夜色深沉,跑马地。
这里是港岛着名的豪宅区之一,巨大的马场在夜幕下沉睡,象一只蛰伏的巨兽。而周围依山而建的高级公寓楼里却依旧灯火通明,仿佛无数只眼睛,注视着这座不夜城。
位于半山腰的一间顶层复式公寓内,空气中弥漫着一种旖旎后的馀温,混合着淡淡的麝香味与女性特有的幽香。
巨大的落地窗前,陆晨赤裸着上身靠在床头,精壮的肌肉线条在昏黄的壁灯下若隐若现。
伢子象一只慵懒的波斯猫,趴在他的胸膛上。她那头原本扎起的长发此刻散乱地披在肩头,如黑色的瀑布般滑落。那张平日里英气十足、让无数罪犯闻风丧胆的俏脸,此刻布满了迷离的红晕,眼神中透着一股尚未褪去的水汽,哪还有半点警队精英的样子?
“呼……”
陆晨伸手去摸床头柜上的烟盒。
一只白淅修长的手比他更快一步,“咔哒”一声,金色的杜邦打火机窜起一簇蓝火,体贴地送到了他的唇边。
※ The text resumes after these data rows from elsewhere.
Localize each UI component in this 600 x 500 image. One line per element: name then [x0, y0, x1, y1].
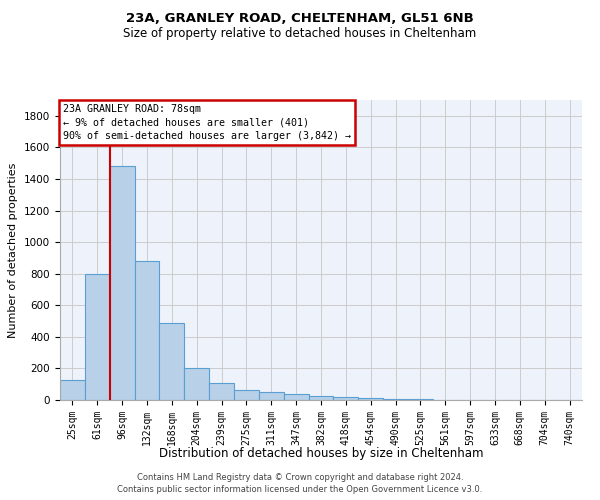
Bar [60, 380, 85, 400]
Bar [308, 396, 334, 400]
Bar [358, 398, 383, 400]
Text: Distribution of detached houses by size in Cheltenham: Distribution of detached houses by size … [159, 448, 483, 460]
Bar [259, 392, 284, 400]
Text: 23A, GRANLEY ROAD, CHELTENHAM, GL51 6NB: 23A, GRANLEY ROAD, CHELTENHAM, GL51 6NB [126, 12, 474, 26]
Text: Contains HM Land Registry data © Crown copyright and database right 2024.: Contains HM Land Registry data © Crown c… [137, 472, 463, 482]
Bar [234, 390, 259, 400]
Bar [209, 384, 234, 400]
Bar [383, 398, 408, 400]
Bar [85, 274, 110, 400]
Text: Contains public sector information licensed under the Open Government Licence v3: Contains public sector information licen… [118, 485, 482, 494]
Bar [408, 399, 433, 400]
Bar [184, 368, 209, 400]
Bar [160, 322, 184, 400]
Bar [284, 394, 308, 400]
Bar [110, 166, 134, 400]
Bar [134, 261, 160, 400]
Text: Size of property relative to detached houses in Cheltenham: Size of property relative to detached ho… [124, 28, 476, 40]
Y-axis label: Number of detached properties: Number of detached properties [8, 162, 19, 338]
Text: 23A GRANLEY ROAD: 78sqm
← 9% of detached houses are smaller (401)
90% of semi-de: 23A GRANLEY ROAD: 78sqm ← 9% of detached… [62, 104, 350, 141]
Bar [334, 397, 358, 400]
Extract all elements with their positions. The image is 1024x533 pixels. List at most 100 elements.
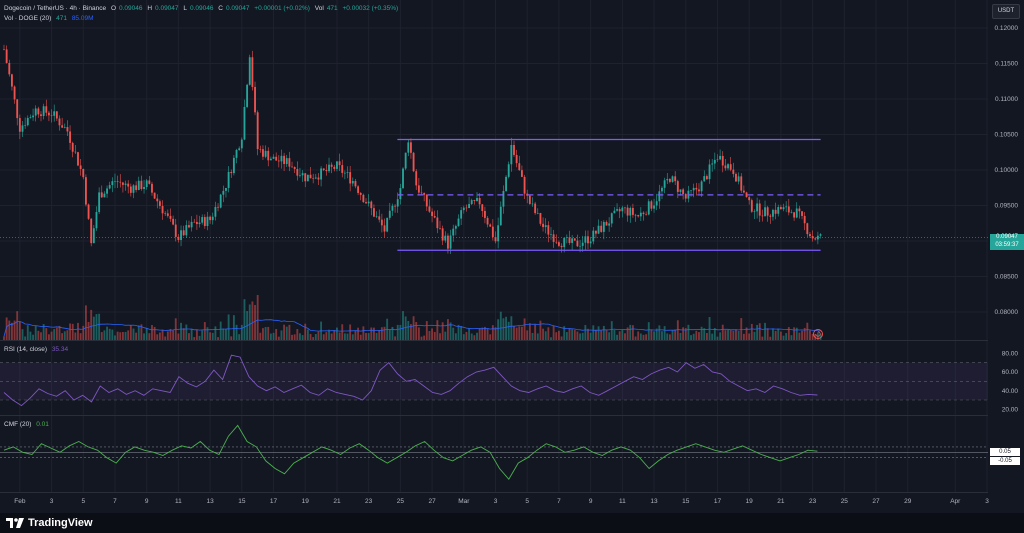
candle-body — [145, 180, 148, 188]
volume-bar — [441, 322, 444, 340]
volume-bar — [275, 329, 278, 340]
time-tick-label: 17 — [270, 498, 278, 505]
volume-bar — [306, 329, 309, 340]
tradingview-logo[interactable]: TradingView — [6, 517, 93, 529]
volume-bar — [182, 328, 185, 340]
candle-body — [404, 152, 407, 169]
candle-body — [629, 207, 632, 216]
volume-bar — [116, 331, 119, 340]
volume-bar — [42, 324, 45, 340]
time-tick-label: 19 — [302, 498, 310, 505]
candle-body — [531, 203, 534, 205]
candle-body — [394, 205, 397, 207]
candle-body — [647, 201, 650, 215]
volume-bar — [515, 327, 518, 340]
time-tick-label: Feb — [14, 498, 26, 505]
candle-body — [84, 177, 87, 205]
candle-body — [735, 173, 737, 182]
candle-body — [47, 112, 50, 116]
candle-body — [349, 172, 352, 184]
volume-bar — [462, 334, 465, 340]
volume-bar — [137, 325, 140, 340]
volume-bar — [523, 318, 526, 340]
candle-body — [235, 149, 238, 158]
candle-body — [732, 169, 735, 174]
volume-bar — [679, 332, 682, 340]
volume-bar — [735, 329, 737, 340]
candle-body — [787, 206, 790, 213]
volume-bar — [11, 322, 13, 340]
cmf-label: CMF (20) — [4, 421, 32, 428]
volume-bar — [737, 330, 740, 340]
candle-body — [417, 185, 420, 193]
volume-bar — [388, 329, 391, 340]
volume-bar — [468, 328, 471, 340]
volume-bar — [676, 320, 679, 340]
candle-body — [386, 217, 389, 232]
volume-bar — [264, 327, 267, 340]
candle-body — [729, 164, 732, 170]
candle-body — [811, 236, 814, 239]
volume-bar — [124, 331, 127, 340]
legend-volume[interactable]: Vol · DOGE (20) 471 85.09M — [4, 15, 97, 22]
candle-body — [119, 181, 122, 183]
candle-body — [275, 156, 278, 161]
currency-button[interactable]: USDT — [992, 4, 1020, 19]
candle-body — [801, 211, 803, 216]
volume-bar — [217, 337, 219, 340]
volume-bar — [581, 332, 584, 340]
candle-body — [579, 245, 581, 247]
chart-canvas[interactable]: 0.12000 0.11500 0.11000 0.10500 0.10000 0.095… — [0, 0, 1024, 513]
legend-cmf[interactable]: CMF (20) 0.01 — [4, 421, 52, 428]
time-tick-label: 5 — [525, 498, 529, 505]
low-label: L — [183, 5, 187, 12]
volume-bar — [663, 326, 666, 340]
candle-body — [518, 163, 521, 171]
volume-bar — [26, 325, 29, 340]
candle-body — [248, 57, 251, 85]
candle-body — [661, 187, 663, 192]
price-channel[interactable] — [397, 138, 821, 251]
time-tick-label: 3 — [494, 498, 498, 505]
candle-body — [460, 210, 463, 219]
candle-body — [462, 207, 465, 211]
volume-bar — [121, 331, 124, 340]
rsi-tick-label: 60.00 — [1002, 369, 1019, 376]
candle-body — [322, 168, 325, 171]
candle-body — [563, 237, 566, 248]
candle-body — [116, 181, 119, 182]
volume-bar — [700, 326, 703, 340]
time-tick-label: Mar — [458, 498, 470, 505]
candle-body — [510, 144, 513, 165]
candle-body — [8, 62, 11, 75]
volume-bar — [814, 333, 817, 340]
legend-rsi[interactable]: RSI (14, close) 35.34 — [4, 346, 71, 353]
legend-symbol[interactable]: Dogecoin / TetherUS · 4h · Binance O 0.09… — [4, 5, 401, 12]
reset-chart-icon[interactable] — [813, 329, 823, 339]
volume-bar — [692, 333, 695, 340]
candle-body — [227, 171, 230, 188]
candle-body — [605, 221, 608, 226]
volume-bar — [172, 330, 175, 340]
time-tick-label: 7 — [557, 498, 561, 505]
volume-bar — [417, 327, 420, 340]
volume-bar — [716, 336, 719, 340]
volume-bar — [343, 333, 346, 340]
candle-body — [45, 106, 48, 113]
volume-value: 471 — [56, 15, 67, 22]
candle-body — [502, 191, 505, 207]
volume-bar — [724, 330, 727, 340]
volume-bar — [235, 324, 238, 340]
rsi-label: RSI (14, close) — [4, 346, 47, 353]
volume-bar — [682, 327, 685, 340]
time-tick-label: 21 — [777, 498, 785, 505]
volume-bar — [690, 335, 692, 340]
volume-bar — [507, 321, 510, 340]
volume-bar — [729, 330, 732, 340]
candle-body — [312, 178, 315, 179]
volume-bar — [169, 328, 172, 340]
volume-bar — [634, 336, 637, 340]
volume-bar — [631, 325, 634, 340]
volume-bar — [346, 333, 349, 340]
陆晨低头点燃香烟,深深吸了一口气,然后缓缓吐出。淡蓝色的烟雾在两人之间升腾、缭绕,将这暧昧的夜晚晕染得更加朦胧。
“阿晨。”
伢子伸出纤细的手指,在他胸口那道最长的伤疤上轻轻画着圈,声音沙哑而慵懒,带着一丝事后的慵懒:“你刚才说有人要搞你,甚至不惜动用警方卧底……你心里有没有怀疑的对象?”
虽然现在身心俱疲,但是提到正事,她的眼神瞬间恢复了几分清明。
作为出身警察世家、本身又是国际刑警部门精英的她,太清楚警队的运作流程了。像胡惠中这种警校精英、飞虎队预备役去做商业卧底,这绝对不是普通案件的配置,背后一定有总警司甚至更高层级的鬼佬在推动。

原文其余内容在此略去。